Read this article by apologist extraordinaire Dan Petersen.

In short, for years he “knew” that the 8 Witnesses had examined the Gold Plates on a tree stump. But when he tried to find a source for what he knew, it turned out to be a painting. No witness at all had mentioend a tree stump.

But–and this is the point–the gold plates still existed even if the tree stump didn’t. His memory of the testimony of the 8 about the gold plates turned out to be correct. His false memory didn’t invalidate everything he knew.

That little story is a parable for three kinds of challenges to our faith.

First, most Mormons have an internal crisis of sorts about revelation from the Holy Ghost. We are afraid when we don’t get answers from that Being, because perhaps we aren’t worthy. And we are afraid when we do, because perhaps we misunderstand or are deceiving ourselves. One of the most unsettling experiences a Mormon can have is finding out that some spiritual impression was false or misinterpreted. So we often don’t seek revelation at all, because we don’t want to call into question the other revelatory moments we have had that are the basis of our testimony and the foundation of all our certainty.

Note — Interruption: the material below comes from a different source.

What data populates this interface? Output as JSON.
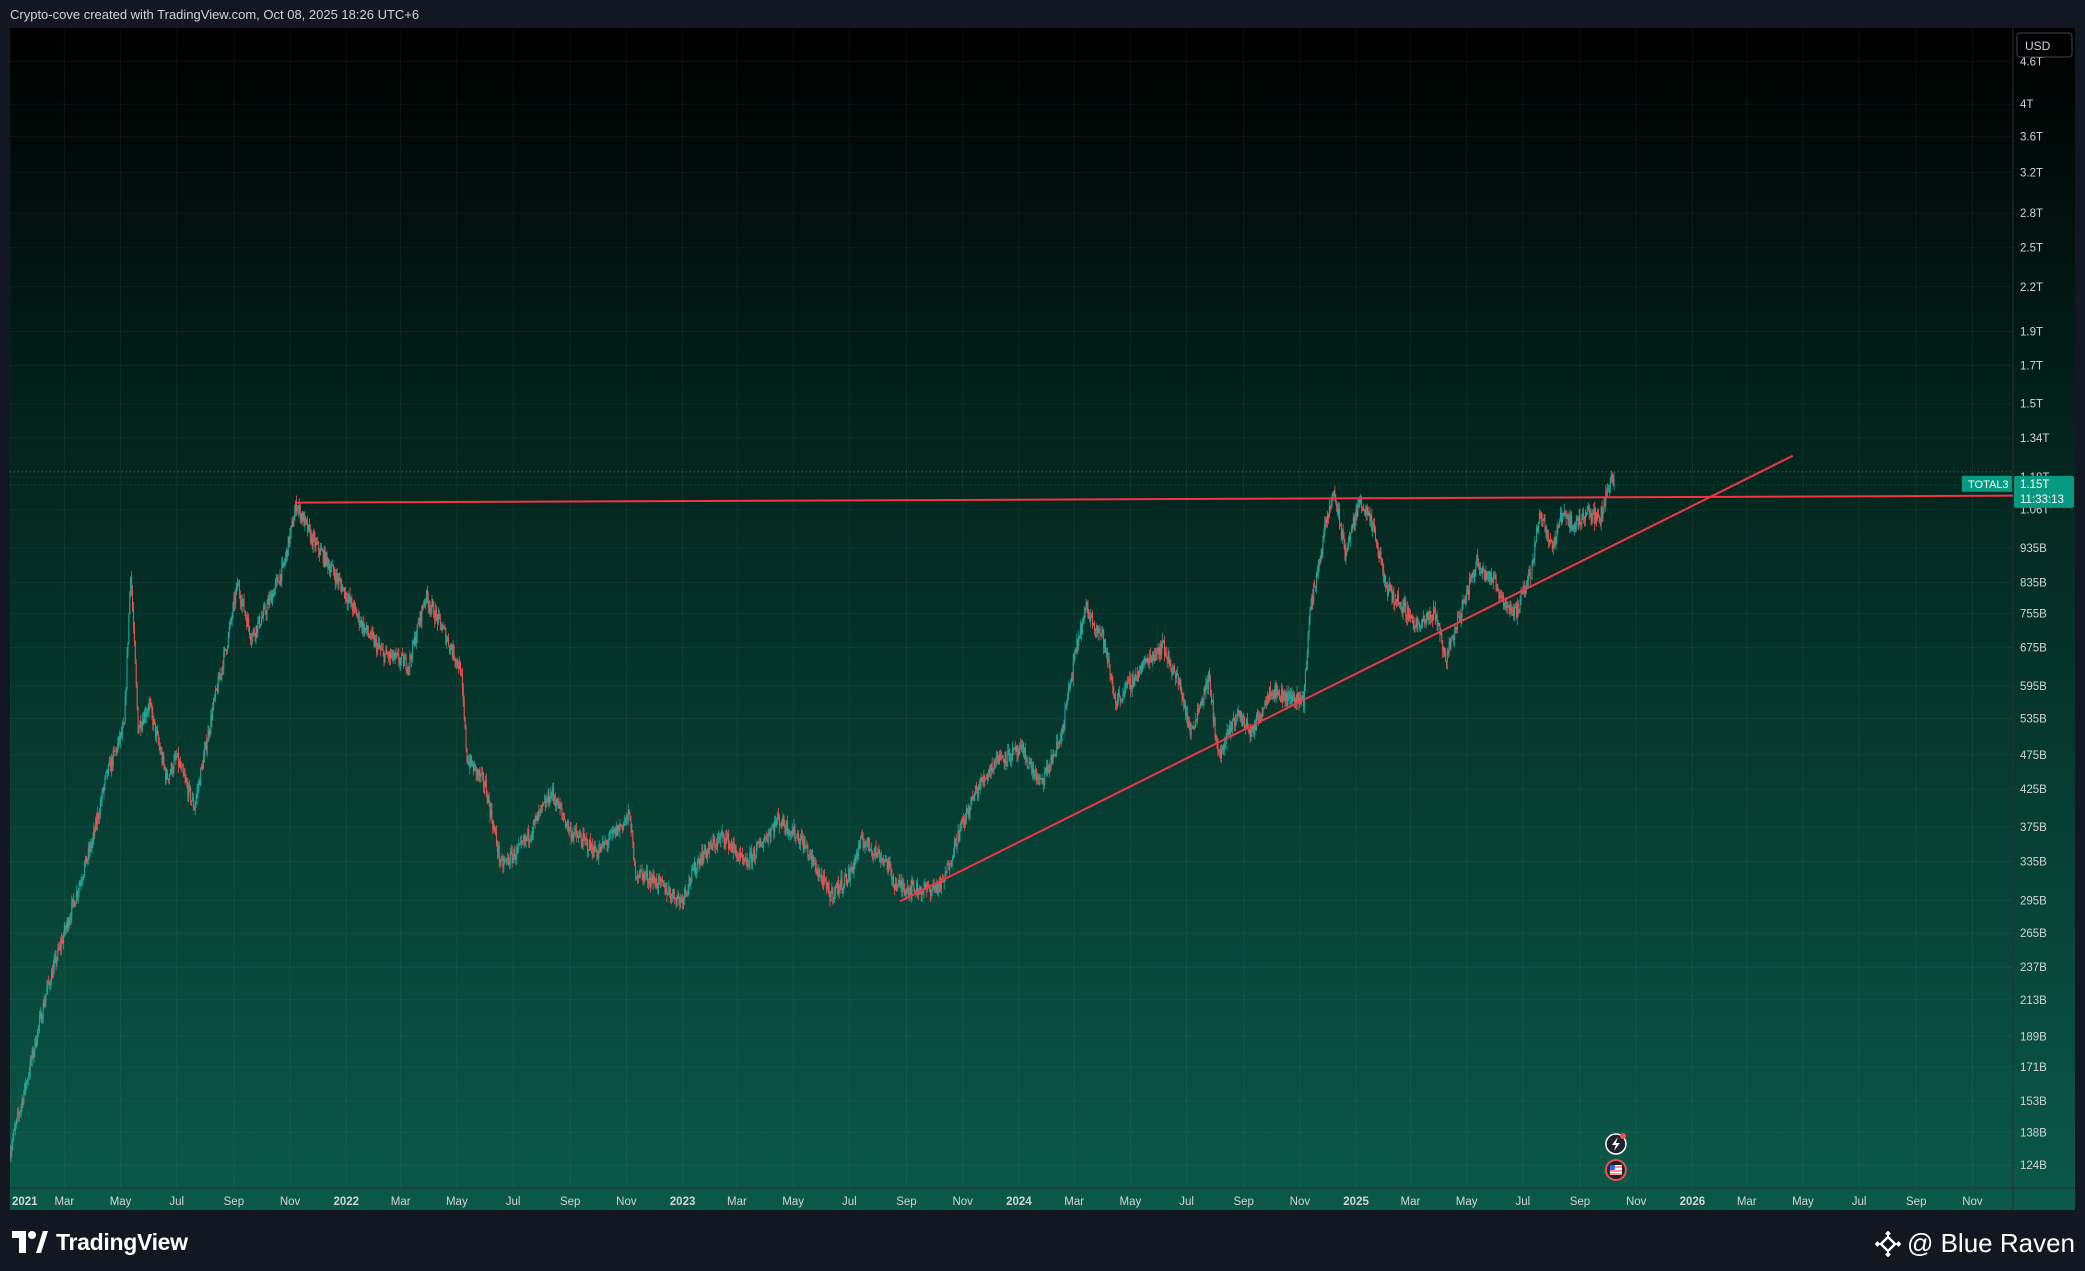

This is an error. Communion with the Holy Ghost is a refining process that makes our receiver more sensitive. Part of that process is trial and error that helps us to sort out our own desires from the whisperings from above. When our interpretation of one impression turns out to be wrong, that only invalidates that one impression. We can revisit our prior revelations and receive re-confirmation from the Holy Ghost, just like Petersen re-read the witness accounts and re-confirmed that they really did see the plates.

Second, we are unsettled when some details of our big picture of the restored gospel turn out to be false. Maybe we learn that Joseph Smith did such and such, or Brigham Young taught so and so. Because our gospel worldview is a gestalt or one big whole, we feel like everything we believe is called into question.

This is an error. Our false or incomplete belief on one subject or incident does not undermine everything we already knew or believed. Nor does it mean that the gospel isn’t a gestalt where all the pieces tie together. It means that our picture of the gestalt erred in some details. Correct them. Move on.

This second point is an instance or an application of the third point, which is the human tendency to view our past and alter our memory through the lens of the present. Memory is a story that is written with the present as the theme. We want to be integrated persons, to make sense of our lives, so we unconsciously change or suppress pass details to fit in with what we’re thinking now. So the spouses who are quarrelling vividly remember all the frustrations in their marriage but can’t recapture the sweet memories they have. The Mormon who has just had something he “knew” overturned remembers all his struggles but avoids or perhaps literally forgets the miracles he’s experienced.

This is also an error. It gives too much priority to some facts just because we happen to have recently learned them; it gives too much weight to some feelings because we happen to be feeling them now. Most of all, it is uncharitable and even alienating to our past self. It shears off chunks of who we are in time to avoid a little current discomfort or cognitive dissonance.